La tendencia actual de la investigación debe ser la de mirar a los mecanismos que afectan al cerebro en el autismo, tanto desde el punto de vista genético como el ambiental. Esta perspectiva hace hincapié en que el autismo es un trastorno neurológico y que las intervenciones tempranas (ej., técnicas conductuales) de trabajo, cambian el cerebro. Aunque controversial, me imagino que si supieramos el mecanismo subyacente a los efectos de la educación en el cerebro pudieramos evitar o reducir significativamente la necesidad de largas horas de entrenamiento de la educación mediante la modulacion de las vías cerebrales subyacentes. La experiencia docente podría mejorarse y hacerse accesible a todos los individuos que necesiten de la misma. Las 20-40 horas necesarias para la terapia ABA podría reducirse a 10 horas de una manera económicamente accesible para la mayoría de los padres.

En los Estados Unidos la idea de que la intervención temprana (ambiente enriquecido) pudiera tener un efecto en el autismo es una rama de “la guerra contra la pobreza” que se inició durante la administración Johnson en algún momento en la década de los 1960s. En aquel entonces se decia que la intervención temprana podría superar la disparidad de recursos educativos entre las clases sociales. Algunos programas como Head Start fueron el resultado directo de este movimiento.

early intervention

Figura: Intervención temprana

En 1969 Arthur Jensen escribió lo que es probablemente el artículo más influyente en el campo de la psicología: “¿Cuánto podemos aumentar el coeficiente intelectual y rendimiento escolar”. El artículo re-declaró una teoría popular derivada de Francis Galton, cuyo libro “El genio hereditario”, afirmaba que la inteligencia era mas que nada un rasgo hereditario. Tanto Galton como Jensen creian que los genes eran nuestro destino. En aquel entonces nadie tenía la epigenética en la mente. Jensen subestimo el potencial de la educación compensatoria. Aunque los resultados iniciales de los programas disponibles en ese momento eran contradictorio y algo deprimente, nunca consideró si esfuerzos más intensos puedieran hacer una diferencia. Creo que después de haber aprendido de esta lección, terapeutas y defensores del ABA, como Lovaas, empesaron con las intervenciones más intensivas y luego bajaron su número total de horas requeridas de acuerdo a los resultados de la investigación.

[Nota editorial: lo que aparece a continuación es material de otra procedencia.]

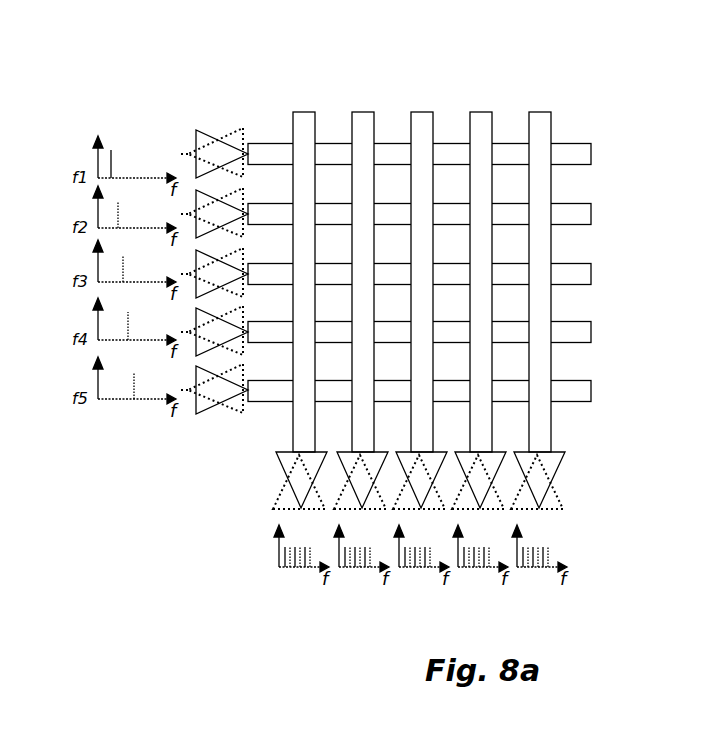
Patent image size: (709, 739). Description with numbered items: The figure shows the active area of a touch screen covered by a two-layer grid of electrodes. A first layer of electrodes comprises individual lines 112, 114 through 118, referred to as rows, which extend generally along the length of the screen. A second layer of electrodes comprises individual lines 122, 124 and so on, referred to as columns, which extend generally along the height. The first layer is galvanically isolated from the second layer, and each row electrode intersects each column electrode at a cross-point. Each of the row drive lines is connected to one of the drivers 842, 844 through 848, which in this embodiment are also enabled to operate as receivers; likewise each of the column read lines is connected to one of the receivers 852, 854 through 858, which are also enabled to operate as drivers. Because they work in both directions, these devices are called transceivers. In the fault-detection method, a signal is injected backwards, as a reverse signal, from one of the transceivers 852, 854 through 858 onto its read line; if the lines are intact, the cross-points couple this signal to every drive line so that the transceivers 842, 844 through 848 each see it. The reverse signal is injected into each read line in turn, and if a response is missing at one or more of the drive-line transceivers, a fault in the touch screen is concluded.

The line 112 is at (590, 148).
The line 114 is at (590, 213).
The line 118 is at (587, 390).
The line 122 is at (303, 112).
The line 124 is at (367, 112).
The driver 842 is at (207, 130).
The driver 844 is at (196, 195).
The driver 848 is at (198, 417).
The receiver 852 is at (281, 466).
The receiver 854 is at (350, 452).
The receiver 858 is at (553, 460).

Todavía no se sabe si la intervención temprana ofrece cambios en el diagnóstico del autismo o si los beneficios se deben a factores relacionados con el rendimiento, por ejemplo, interacciones más sociales, problemas de conducta, mejoras en las tasas para entrar en las escuelas regulares (incluso la universidad)….Y de nuevo volvemos al debate innato y lo adquirido, cuánto podemos lograr con intervenciones que abordan sólo un lado de la discusión? Tomar grandes rasgos, ya sea la investigación ambiental o genética quita la individualidad del paciente.

Referencias

Williams EL, MF Casanova, Switala AE, Li H, Qiu M. Los elementos transponibles son más frecuentes en el autismo genes de riesgo: implicaciones para el papel de la inestabilidad genómica en el autismo. Neurociencia Traslacional 4 (2) :172-202, 2013.